いつもなら、誰も入ってきて欲しくないと思っているのに、第三者が参加してくる。


 参加自由なゲームサイトなのだから、文句をつけるわけにもいかないのだが。


 蜜芽も重吾も仲間以外の参加者が入れば、腕も上がると喜んでいるが、健太はのんびりとゲームを楽しみたい。

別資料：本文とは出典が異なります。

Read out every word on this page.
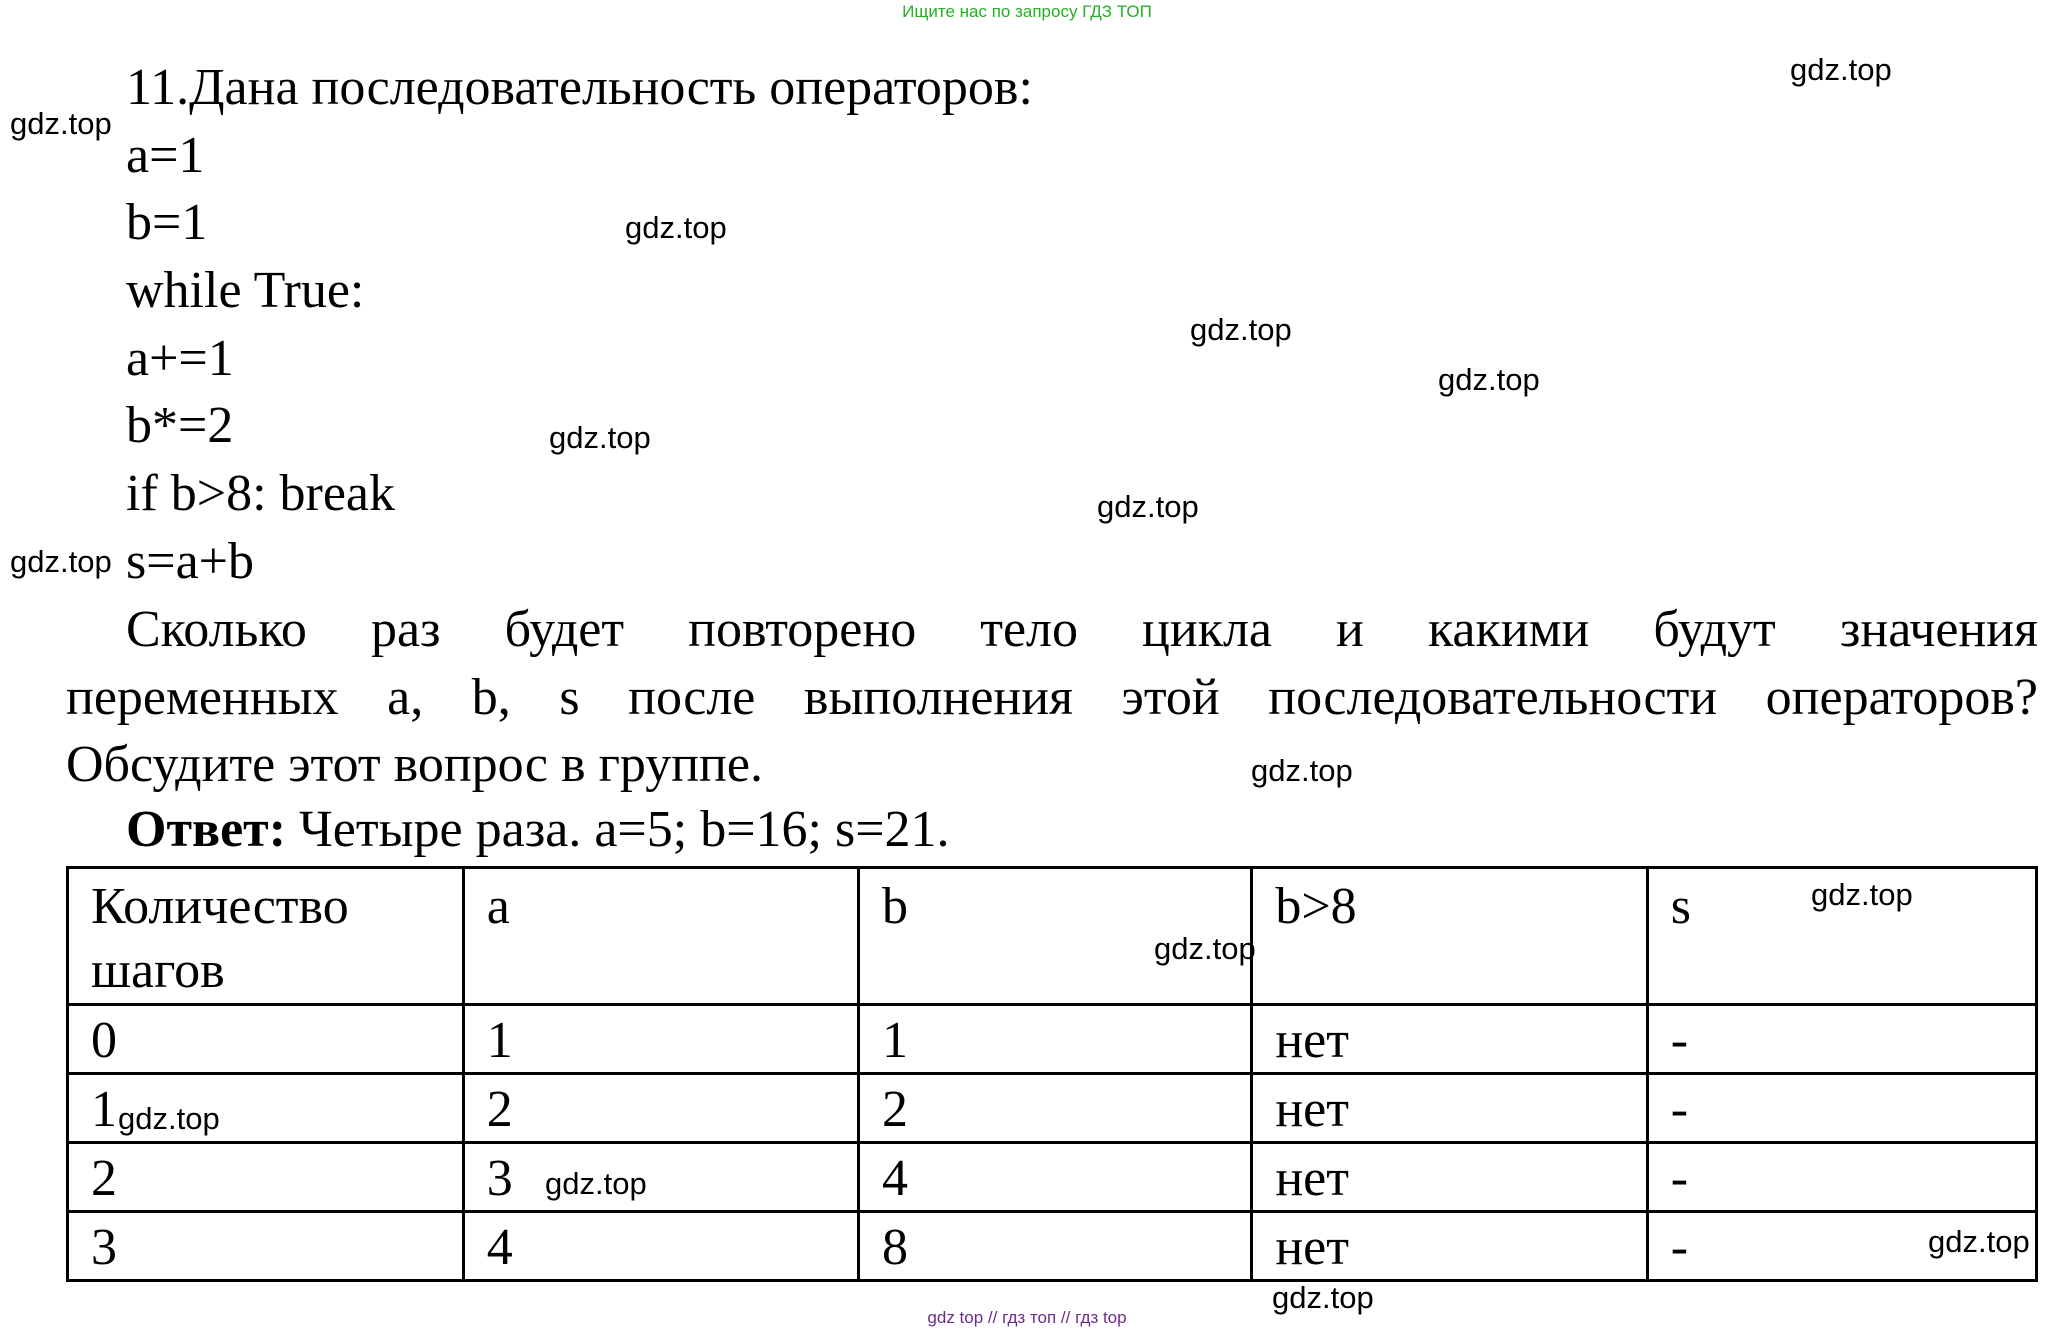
Ищите нас по запросу ГДЗ ТОП
11.Дана последовательность операторов:
a=1
b=1
while True:
a+=1
b*=2
if b>8: break
s=a+b
Сколько раз будет повторено тело цикла и какими будут значения
переменных a, b, s после выполнения этой последовательности операторов?
Обсудите этот вопрос в группе.
Ответ: Четыре раза. a=5; b=16; s=21.
Количество шагов	a	b	b>8	s
0	1	1	нет	-
1	2	2	нет	-
2	3	4	нет	-
3	4	8	нет	-
gdz.top
gdz.top
gdz.top
gdz.top
gdz.top
gdz.top
gdz.top
gdz.top
gdz.top
gdz.top
gdz.top
gdz.top
gdz.top
gdz.top
gdz.top
gdz top // гдз топ // гдз top
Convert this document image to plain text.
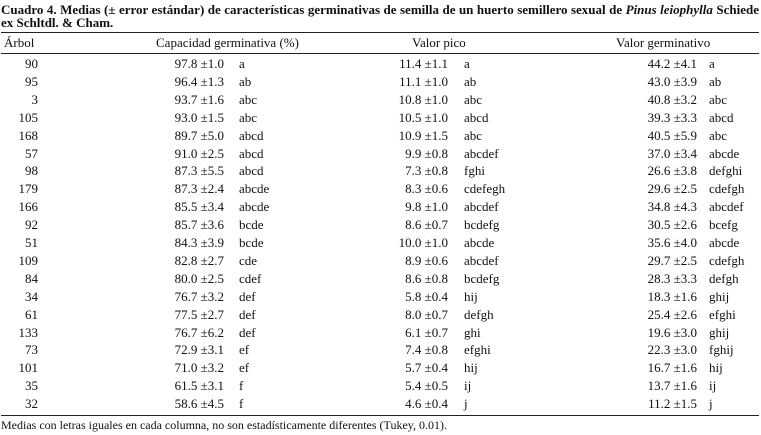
Cuadro 4. Medias (± error estándar) de características germinativas de semilla de un huerto semillero sexual de Pinus leiophylla Schiede ex Schltdl. & Cham.
Árbol	Capacidad germinativa (%)	Valor pico	Valor germinativo
90	97.8 ±1.0 a	11.4 ±1.1 a	44.2 ±4.1 a
95	96.4 ±1.3 ab	11.1 ±1.0 ab	43.0 ±3.9 ab
3	93.7 ±1.6 abc	10.8 ±1.0 abc	40.8 ±3.2 abc
105	93.0 ±1.5 abc	10.5 ±1.0 abcd	39.3 ±3.3 abcd
168	89.7 ±5.0 abcd	10.9 ±1.5 abc	40.5 ±5.9 abc
57	91.0 ±2.5 abcd	9.9 ±0.8 abcdef	37.0 ±3.4 abcde
98	87.3 ±5.5 abcd	7.3 ±0.8 fghi	26.6 ±3.8 defghi
179	87.3 ±2.4 abcde	8.3 ±0.6 cdefegh	29.6 ±2.5 cdefgh
166	85.5 ±3.4 abcde	9.8 ±1.0 abcdef	34.8 ±4.3 abcdef
92	85.7 ±3.6 bcde	8.6 ±0.7 bcdefg	30.5 ±2.6 bcefg
51	84.3 ±3.9 bcde	10.0 ±1.0 abcde	35.6 ±4.0 abcde
109	82.8 ±2.7 cde	8.9 ±0.6 abcdef	29.7 ±2.5 cdefgh
84	80.0 ±2.5 cdef	8.6 ±0.8 bcdefg	28.3 ±3.3 defgh
34	76.7 ±3.2 def	5.8 ±0.4 hij	18.3 ±1.6 ghij
61	77.5 ±2.7 def	8.0 ±0.7 defgh	25.4 ±2.6 efghi
133	76.7 ±6.2 def	6.1 ±0.7 ghi	19.6 ±3.0 ghij
73	72.9 ±3.1 ef	7.4 ±0.8 efghi	22.3 ±3.0 fghij
101	71.0 ±3.2 ef	5.7 ±0.4 hij	16.7 ±1.6 hij
35	61.5 ±3.1 f	5.4 ±0.5 ij	13.7 ±1.6 ij
32	58.6 ±4.5 f	4.6 ±0.4 j	11.2 ±1.5 j
Medias con letras iguales en cada columna, no son estadísticamente diferentes (Tukey, 0.01).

 だから、他人がゲームに参加してくることを快く思ったことがないのだ。


 だが! さすがに今回ばかりは、神野美香の言葉があるだけに、早く参加者に現れて欲しかったのだ。




「今日に限って来ないなぁ」




 健太がぼやく。




「そうだな。俺たちのやる気のなさが分かるのかな」




 落ちてくるブロックを適当に反転させて積み重ねていく。


 びっちりと横一列に綺麗に並べば消えていくはずのブロックが、どうしたことか空間を埋めることができない。


 そのため、次から次へと降ってくるブロックをどうすることもできずに、ゲームオーバーを繰り返しているのだ。

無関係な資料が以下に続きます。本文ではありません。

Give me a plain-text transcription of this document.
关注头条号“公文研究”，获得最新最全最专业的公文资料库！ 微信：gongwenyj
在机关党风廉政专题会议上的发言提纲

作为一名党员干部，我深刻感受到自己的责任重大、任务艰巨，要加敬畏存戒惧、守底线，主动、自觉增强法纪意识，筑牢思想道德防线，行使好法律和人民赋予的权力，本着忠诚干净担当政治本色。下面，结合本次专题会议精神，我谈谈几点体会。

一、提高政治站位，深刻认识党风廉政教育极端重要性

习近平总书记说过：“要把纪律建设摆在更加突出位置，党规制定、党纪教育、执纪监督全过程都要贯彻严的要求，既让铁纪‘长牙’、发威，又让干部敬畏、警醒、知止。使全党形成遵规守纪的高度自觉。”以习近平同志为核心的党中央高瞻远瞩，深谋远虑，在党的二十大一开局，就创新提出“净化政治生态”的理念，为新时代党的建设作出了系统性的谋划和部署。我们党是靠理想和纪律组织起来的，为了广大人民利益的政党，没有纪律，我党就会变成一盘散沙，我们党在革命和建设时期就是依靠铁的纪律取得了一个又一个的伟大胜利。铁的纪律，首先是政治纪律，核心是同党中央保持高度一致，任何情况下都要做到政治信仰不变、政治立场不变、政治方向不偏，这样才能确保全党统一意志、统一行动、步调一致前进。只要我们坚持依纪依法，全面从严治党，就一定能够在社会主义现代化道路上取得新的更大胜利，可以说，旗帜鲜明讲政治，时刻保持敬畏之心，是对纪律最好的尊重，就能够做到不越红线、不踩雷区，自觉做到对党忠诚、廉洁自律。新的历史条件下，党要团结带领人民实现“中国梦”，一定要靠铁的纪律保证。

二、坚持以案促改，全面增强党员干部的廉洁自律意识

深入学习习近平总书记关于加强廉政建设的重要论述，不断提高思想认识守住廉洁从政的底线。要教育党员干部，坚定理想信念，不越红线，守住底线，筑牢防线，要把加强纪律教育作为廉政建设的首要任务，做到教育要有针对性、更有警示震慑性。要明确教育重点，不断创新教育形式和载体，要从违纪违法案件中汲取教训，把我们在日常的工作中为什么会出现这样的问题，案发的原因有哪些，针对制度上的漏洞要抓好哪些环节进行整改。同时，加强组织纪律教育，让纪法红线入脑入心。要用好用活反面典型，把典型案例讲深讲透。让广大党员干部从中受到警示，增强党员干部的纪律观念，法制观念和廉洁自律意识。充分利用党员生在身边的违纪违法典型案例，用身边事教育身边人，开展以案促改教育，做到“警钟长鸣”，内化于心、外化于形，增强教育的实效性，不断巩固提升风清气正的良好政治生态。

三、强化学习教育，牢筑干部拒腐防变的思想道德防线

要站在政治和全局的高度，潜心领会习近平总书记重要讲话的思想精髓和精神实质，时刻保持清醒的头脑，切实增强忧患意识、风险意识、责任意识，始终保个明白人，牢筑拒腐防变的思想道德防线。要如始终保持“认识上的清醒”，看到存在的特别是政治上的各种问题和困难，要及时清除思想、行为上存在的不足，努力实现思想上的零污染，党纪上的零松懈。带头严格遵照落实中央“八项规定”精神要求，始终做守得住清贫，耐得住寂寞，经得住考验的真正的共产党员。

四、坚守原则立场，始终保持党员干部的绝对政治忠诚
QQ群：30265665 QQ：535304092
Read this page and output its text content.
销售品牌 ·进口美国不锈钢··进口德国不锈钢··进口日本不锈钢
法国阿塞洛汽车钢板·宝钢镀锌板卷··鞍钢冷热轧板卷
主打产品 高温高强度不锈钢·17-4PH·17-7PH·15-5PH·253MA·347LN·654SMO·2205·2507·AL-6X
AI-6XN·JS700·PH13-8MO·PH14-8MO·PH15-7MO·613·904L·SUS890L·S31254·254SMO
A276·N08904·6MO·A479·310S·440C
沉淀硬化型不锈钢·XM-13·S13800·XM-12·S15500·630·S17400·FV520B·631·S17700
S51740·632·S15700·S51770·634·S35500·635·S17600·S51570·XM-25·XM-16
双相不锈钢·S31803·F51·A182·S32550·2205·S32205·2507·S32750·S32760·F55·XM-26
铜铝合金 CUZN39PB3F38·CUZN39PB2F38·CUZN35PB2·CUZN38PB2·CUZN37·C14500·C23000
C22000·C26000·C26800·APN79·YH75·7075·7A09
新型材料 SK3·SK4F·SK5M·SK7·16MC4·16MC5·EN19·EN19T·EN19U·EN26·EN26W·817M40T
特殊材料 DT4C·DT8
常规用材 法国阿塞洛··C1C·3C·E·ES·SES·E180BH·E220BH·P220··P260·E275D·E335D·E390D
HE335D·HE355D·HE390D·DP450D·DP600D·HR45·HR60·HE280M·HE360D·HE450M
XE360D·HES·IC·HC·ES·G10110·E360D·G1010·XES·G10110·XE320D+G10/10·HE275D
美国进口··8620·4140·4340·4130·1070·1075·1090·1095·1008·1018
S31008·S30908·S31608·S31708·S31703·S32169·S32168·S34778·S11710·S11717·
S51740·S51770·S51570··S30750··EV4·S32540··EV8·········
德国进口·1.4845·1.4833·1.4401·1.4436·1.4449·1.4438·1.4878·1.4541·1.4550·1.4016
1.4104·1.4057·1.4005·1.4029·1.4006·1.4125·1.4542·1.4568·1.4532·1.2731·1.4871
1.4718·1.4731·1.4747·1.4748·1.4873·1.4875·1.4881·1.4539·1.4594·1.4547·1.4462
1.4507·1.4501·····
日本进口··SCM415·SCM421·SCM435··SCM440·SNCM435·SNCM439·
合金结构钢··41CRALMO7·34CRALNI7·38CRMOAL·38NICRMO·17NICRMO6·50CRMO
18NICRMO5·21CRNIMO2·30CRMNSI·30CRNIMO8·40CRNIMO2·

「それはないと思うけど、下手すぎて誰も参加する気にならないのかも」




 ありえないくらいの速さでゲームが終了するのだから、見ている人がいるとすれば下手どころの騒ぎではないだろう。


 しかしルームに入ってこない限りはゲームを観戦することもできないのだから、下手かどうかも分からないはずである。




「それはないなぁ」




 あくびをかみ殺しながら重吾が言う。




「眠そうだな」


「やる気が起きないだけだよ」


「分かるけど、蜜芽のためにやる気をだそうぜ」


「……そうだな」




 しばしの無言があり、思い直したように重吾が呟いた。




「よし! じゃ、次のゲームから本気勝負だ!」


「よし! 気合入れて、やるぞー!」




 そこまでの気合もいらないと思うが、二人には必要なようだ。


 蜜芽のために真剣にゲームを始めて、三ゲーム目。


 参加者がやってきた。画面の右端に参加者の名前が表示される。


 横目で表示を確認すると『knif』とある。




「おい、knifってなんて読むんだ? クニ……フ? カンフー!」




 ブロックを反転させながら健太が重吾に言う。


 通話は参加者には聞こえていないのだ。




「バカか! ナイフだよ」


「なんだナイフか。日本語で書いて欲しいよな」


「中学生として恥ずかしいぞ。ナイフくらい分かれよ」


「そんなもの分からなくても、俺はスポーツ推薦で高校に行くから大丈夫なんだ」


「夢物語ばかり言ってると、人生を誤るぞ」


「誰が謝ってくれんだ?」


「健太」


「なんだ?」


「本気で言ってるのか?」


「そんなはずないだろ。冗談だよ、冗談」


「良かったよ。長年の関係を絶ちたくなった」


「オレの性格くらい分かれよなぁ。で? 誰が謝るんだ?」




 やはり分かっていないらしい。


 そんな会話が落ちてくるブロックと共に終了したのは、健太の勝利の雄叫びと同時だった。




「やったね! やっぱりオレの方が強いんだな」




 健太が大喜びしているとき、重吾のチャットが画面に表示された。